Karahanlı ise gidememişti. Kızın gözlerinde gördüğü üzüntülü bakışlarıyla onu gerisinde bırakıp gidememişti. Geri dönüp bahçenin en gölge alan yerine oturup saatlerce Asya'nın camını izlemişti. Hatta belli bir süre kızın camdan denizi izleyen bedenini iç çekerek izlemişti. Bu kadar güzel olması bir erkek için akla zarardı.

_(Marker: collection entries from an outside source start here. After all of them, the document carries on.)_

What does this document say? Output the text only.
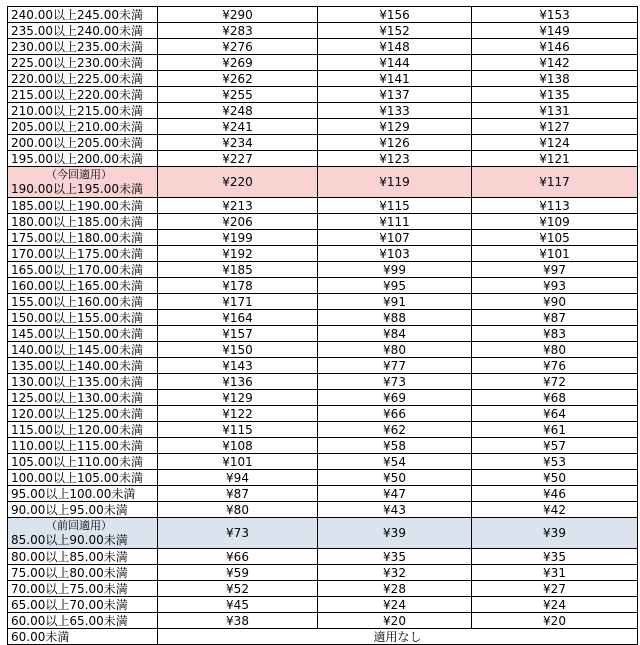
240.00以上245.00未満	¥290	¥156	¥153

235.00以上240.00未満	¥283	¥152	¥149

230.00以上235.00未満	¥276	¥148	¥146

225.00以上230.00未満	¥269	¥144	¥142

220.00以上225.00未満	¥262	¥141	¥138

215.00以上220.00未満	¥255	¥137	¥135

210.00以上215.00未満	¥248	¥133	¥131

205.00以上210.00未満	¥241	¥129	¥127

200.00以上205.00未満	¥234	¥126	¥124

195.00以上200.00未満	¥227	¥123	¥121

（今回適用）
190.00以上195.00未満	¥220	¥119	¥117

185.00以上190.00未満	¥213	¥115	¥113

180.00以上185.00未満	¥206	¥111	¥109

175.00以上180.00未満	¥199	¥107	¥105

170.00以上175.00未満	¥192	¥103	¥101

165.00以上170.00未満	¥185	¥99	¥97

160.00以上165.00未満	¥178	¥95	¥93

155.00以上160.00未満	¥171	¥91	¥90

150.00以上155.00未満	¥164	¥88	¥87

145.00以上150.00未満	¥157	¥84	¥83

140.00以上145.00未満	¥150	¥80	¥80

135.00以上140.00未満	¥143	¥77	¥76

130.00以上135.00未満	¥136	¥73	¥72

125.00以上130.00未満	¥129	¥69	¥68

120.00以上125.00未満	¥122	¥66	¥64

115.00以上120.00未満	¥115	¥62	¥61

110.00以上115.00未満	¥108	¥58	¥57

105.00以上110.00未満	¥101	¥54	¥53

100.00以上105.00未満	¥94	¥50	¥50

95.00以上100.00未満	¥87	¥47	¥46

90.00以上95.00未満	¥80	¥43	¥42

（前回適用）
85.00以上90.00未満	¥73	¥39	¥39

80.00以上85.00未満	¥66	¥35	¥35

75.00以上80.00未満	¥59	¥32	¥31

70.00以上75.00未満	¥52	¥28	¥27

65.00以上70.00未満	¥45	¥24	¥24

60.00以上65.00未満	¥38	¥20	¥20

60.00未満	適用なし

Zarardı ki artık aklını bir rafa kaldırmış gibi hareket ediyordu. Hem de bunca yıl verdiği savaşı göz göre göre kaybetmek uğruna. Kendisini kızın yanında, yanı başında bulması ona hata gibi gelmiyordu artık. Ondan.. Duygularıyla harmanlanmış gözlerinden uzak kalabileceğini düşünmüyordu.

Omzunun üzerinden uzattığı kafasını kıza döndürerek uzun bir nefes aldı. Bu solukla ciğerleri bayram ederken gözlerini kapatıp açtı. "Bana iyi gelen her şey sende birikmiş ay ışığı."

Asya, kesinlikle aklını kaçırdığını düşünüyordu. Bu kadar mı bozmuştu adamla kafayı. "Nefes al ay ışığı."  Nefesini tutmuştu değil mi? Titrek titrek verdi içinde tuttuğu nefesini ve peş peşe dolu dolu soluklar çekti dudaklarının arasından.

Karahanlı'nın dudakları konuşurken kızın saçlarına değiyordu. Bu da genç kızın neredeyse bayılmasına neden olacak gibiydi. Omzunun üzerinden kendisine bakan aşkından ölüp bittiği adam değilde bir canavarmış gibi tirtir titreyen Asya, kafasını çeviripte o gözlere bakamıyordu bile. Hala bakışları piyanonun üzerindeki parmaklarındaydı.

Kızın bu haliyle Karahanlı hafifçe güldü. Bu gülüşşe birlikte Asya'nın da dudakları kıvrıldı ve daha fazla öyle durmadan başını adama çevirdi. İkiside gülümseyerek birbirinin gözlerine bakıyordu şimdi. Asya'nın bakışları adamın yeşil gözlerinden ilk defa bu kadar yakından şahit olduğu gülümseyen dudaklarına indiğinde İç çekerek bir nefes aldı. Gülünce çok güzel bir adam olduğuna şahit oluyordu şuan. Ve bununla nasıl başa çıkacağını bilmiyordu.

Kuzgunun içi gidiyordu kızın güzelliğiyle. Hangi masaldan çıkıp geldiğini soracak kadar mest olmuştu. Dudaklarındaki gülüşünü silmeden ilk defa bu kıza karşı bu kadar saydam davranarak mırıldandı. "İzninle  oturabilir miyim?"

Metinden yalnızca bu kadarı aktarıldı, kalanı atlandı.